The logging technique we use to make these transactions crash consistent is built upon the state-of-the-art “coupled undo logging” approach introduced by Gogte et al. [16].
We use their code as the starting point and improve the performance of the transactions by moving from using a linked-list-based log to an array-based log. This optimization not only reduces the time required to index into a specific portion of the log, it also reduces the number of stores necessary to add new entries into the log. With list we had to perform two operations one to create a new log entry and the second to splice the new entry onto the list. With an array based structure, we simply have to create a new log entry. We also observed that the code made a number of redundant function calls some of which we were able to completely elide and others we accelerated through function inlining. Furthermore, we also make use of non-temporal store instructions to reduce cache pollution from logging updates. These simple software engineering optimization techniques allowed us to improve the performance of transactions by 2.63x on average. We use these optimized transactions as our baseline and improve their performance with Themis.

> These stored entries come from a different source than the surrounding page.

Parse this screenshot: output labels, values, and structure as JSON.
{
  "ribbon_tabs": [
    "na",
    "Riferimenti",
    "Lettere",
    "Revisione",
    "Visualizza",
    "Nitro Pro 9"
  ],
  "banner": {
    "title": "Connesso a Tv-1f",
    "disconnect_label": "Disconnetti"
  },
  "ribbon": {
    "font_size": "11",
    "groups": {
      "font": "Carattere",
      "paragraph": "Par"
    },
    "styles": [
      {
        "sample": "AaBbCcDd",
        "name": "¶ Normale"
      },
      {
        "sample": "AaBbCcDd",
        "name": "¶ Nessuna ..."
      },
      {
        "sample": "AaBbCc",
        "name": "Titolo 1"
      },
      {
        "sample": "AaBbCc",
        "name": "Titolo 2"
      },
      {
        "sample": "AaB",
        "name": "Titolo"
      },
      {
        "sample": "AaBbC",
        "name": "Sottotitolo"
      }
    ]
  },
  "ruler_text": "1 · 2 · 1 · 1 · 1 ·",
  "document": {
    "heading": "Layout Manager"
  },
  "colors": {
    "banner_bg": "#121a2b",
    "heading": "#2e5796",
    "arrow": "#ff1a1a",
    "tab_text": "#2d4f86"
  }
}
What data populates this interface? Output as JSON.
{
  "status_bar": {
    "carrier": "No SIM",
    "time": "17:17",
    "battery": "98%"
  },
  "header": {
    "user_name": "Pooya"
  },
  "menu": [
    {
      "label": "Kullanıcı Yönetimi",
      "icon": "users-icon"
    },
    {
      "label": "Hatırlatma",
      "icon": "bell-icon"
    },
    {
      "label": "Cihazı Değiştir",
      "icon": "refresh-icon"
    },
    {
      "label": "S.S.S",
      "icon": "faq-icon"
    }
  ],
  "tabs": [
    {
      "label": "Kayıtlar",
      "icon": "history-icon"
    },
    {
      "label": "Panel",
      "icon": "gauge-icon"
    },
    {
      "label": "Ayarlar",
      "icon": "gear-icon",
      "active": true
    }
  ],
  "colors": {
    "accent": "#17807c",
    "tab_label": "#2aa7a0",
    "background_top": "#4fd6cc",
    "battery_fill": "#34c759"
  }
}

**Designs evaluated.** In this work, we evaluate three different designs. (i) **Baseline** refers to the scenario where the workloads are run with our optimized logging techniques and the baseline x86 persistency model, so, this design requires the use of `sfence` instructions to ensure non-temporal to temporal store ordering. (ii) **Themis** refers to the scenario where the workloads are run on a processor with our Themis persistency model implementation. This design does not require a `sfence` instruction to ensure non-temporal to temporal store ordering. (iii) **Ideal** is the baseline system with no `sfence` instructions for non-temporal to temporal store ordering. This design is not crash consistent, but represents the upper bound on performance that can be achieved by eliminating `sfence` instructions.
Finally, in this evaluation section, we’d like to answer the following questions:

- How does Themis perform? (§4.2)
- What factors impact workload performance? (§4.3)
- What are the implications of Themis’ restrictions on writebacks on overall performance? (§4.3.1)
- What are the hardware overheads of Themis? (§4.3.2)
- How are differently sized transactions impacted? (§4.3.3)

### 4.2 Performance Comparison

Figure 4.2 contrasts the speedup of Themis and Ideal over Baseline. The key takeaways from this analysis are:

**Themis consistently outperforms Baseline:** Themis outperforms Baseline in all benchmarks as it eliminates the use of expensive `sfence` instructions to enforce non-temporal to temporal store ordering. Themis improves performance by as much as 87% (for PC) and by 45.8% on average across all workloads.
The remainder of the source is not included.